Regex Extraction Preprocessor#

It is common for transport buses to wrap data streams with additional metadata that may not be pertinent to the actual event. Syslog is an excellent example, where the syslog header may not provide value to the underlying data, duplicates fields in the underlying data, or simply complicates the analysis of the data. The regexextractor preprocessor uses a regular expression to extract multiple fields and reform them into a new structure for ingestion.

The regexextraction preprocessor uses named regular expression extraction fields and a template to extract data and then reform it into an output record. Output templates can contain static values and completely reform the output data if needed.

Templates reference extracted values by name using field definitions similar to bash. For example, if your regex extracted a field named foo you could insert that extraction in the template with ${foo}. The templates also support the following special keys:

  • ${_SRC_}, which will be replaced by the SRC field of the current entry.

  • ${_DATA_}, which will be replaced by the string-formatted Data field of the current entry.

  • ${_TS_}, which will be replaced by the string-formatted TS (timestamp) field of the current entry.

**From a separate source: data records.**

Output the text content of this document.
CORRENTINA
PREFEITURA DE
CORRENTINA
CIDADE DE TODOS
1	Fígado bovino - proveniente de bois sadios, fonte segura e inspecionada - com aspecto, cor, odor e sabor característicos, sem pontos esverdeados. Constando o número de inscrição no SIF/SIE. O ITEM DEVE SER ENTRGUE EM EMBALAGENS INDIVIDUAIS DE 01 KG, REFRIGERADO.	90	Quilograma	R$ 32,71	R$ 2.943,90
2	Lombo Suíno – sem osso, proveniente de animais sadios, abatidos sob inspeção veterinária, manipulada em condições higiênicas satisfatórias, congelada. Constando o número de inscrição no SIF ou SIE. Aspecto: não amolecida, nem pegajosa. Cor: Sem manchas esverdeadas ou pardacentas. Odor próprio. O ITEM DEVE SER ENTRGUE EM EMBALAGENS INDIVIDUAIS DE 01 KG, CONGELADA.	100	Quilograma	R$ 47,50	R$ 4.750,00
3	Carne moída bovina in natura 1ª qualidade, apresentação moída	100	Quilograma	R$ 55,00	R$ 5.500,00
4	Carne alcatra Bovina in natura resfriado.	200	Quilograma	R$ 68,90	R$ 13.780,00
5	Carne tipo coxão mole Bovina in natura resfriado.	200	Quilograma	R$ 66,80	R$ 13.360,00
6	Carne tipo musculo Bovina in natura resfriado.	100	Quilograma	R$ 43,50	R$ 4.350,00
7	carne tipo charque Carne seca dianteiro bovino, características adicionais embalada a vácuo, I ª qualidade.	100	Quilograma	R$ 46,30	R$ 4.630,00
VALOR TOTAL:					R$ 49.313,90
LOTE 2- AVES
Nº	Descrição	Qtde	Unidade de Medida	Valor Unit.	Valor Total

The Regex Extraction preprocessor Type is regexextract.

Supported Options#

  • Drop-Misses (boolean, optional): This parameter specifies whether the preprocessor should drop the entry if the regular expression does not match. By default the entry is passed through.

  • Regex (string, required): This parameter defines the regular expression for extraction

  • Template (string, required): This parameter defines the output form of the record.

Common Use Cases#

The regexpreprocessor is most commonly used for stripping un-needed headers from data streams, however it can also be used to reform data into easier to process formats.

Example: Stripping Syslog Headers#

Given the following record, we want to remove the syslog header and ship just the JSON blob. We will slightly restructure the JSON, though, to include the application name from the syslog header.

<30>1 2020-03-20T15:35:20Z webserver.example.com loginapp 4961 - - {"user": "bob", "action": "login", "result": "success", "UID": 123, "ts": "2020-03-20T15:35:20Z"}

The syslog message contains a well structured JSON blob but the syslog transport adds additional metadata that does not necessarily enhance the record. We can use the Regex extractor to pull out the data we want and reform it into an easy to use record.

We will use the regex extractor to pull out the data fields and the hostname, then use the template to build a new JSON blob with the host inserted:

[Listener "logins"]
	Bind-String="0.0.0.0:7777"
	Preprocessor=loginapp

[Preprocessor "loginapp"]
	Type=regexextract
	Regex=`\S+ (?P<host>\S+) \d+ \S+ \S+ (?P<data>\{.+\})$`
	Template=`{"host": "${host}", "data": ${data}}`

Note

Observe the use of backticks in the Regex and Template fields. This eliminates the need to escape each backslash within the value.

The result is:

{"host": "loginapp", "data": {"user": "bob", "action": "login", "result": "success", "UID": 123, "ts": "2020-03-20T15:35:20Z"}}

Note

Templates can specify multiple fields constant values. Extracted fields can be inserted multiple times.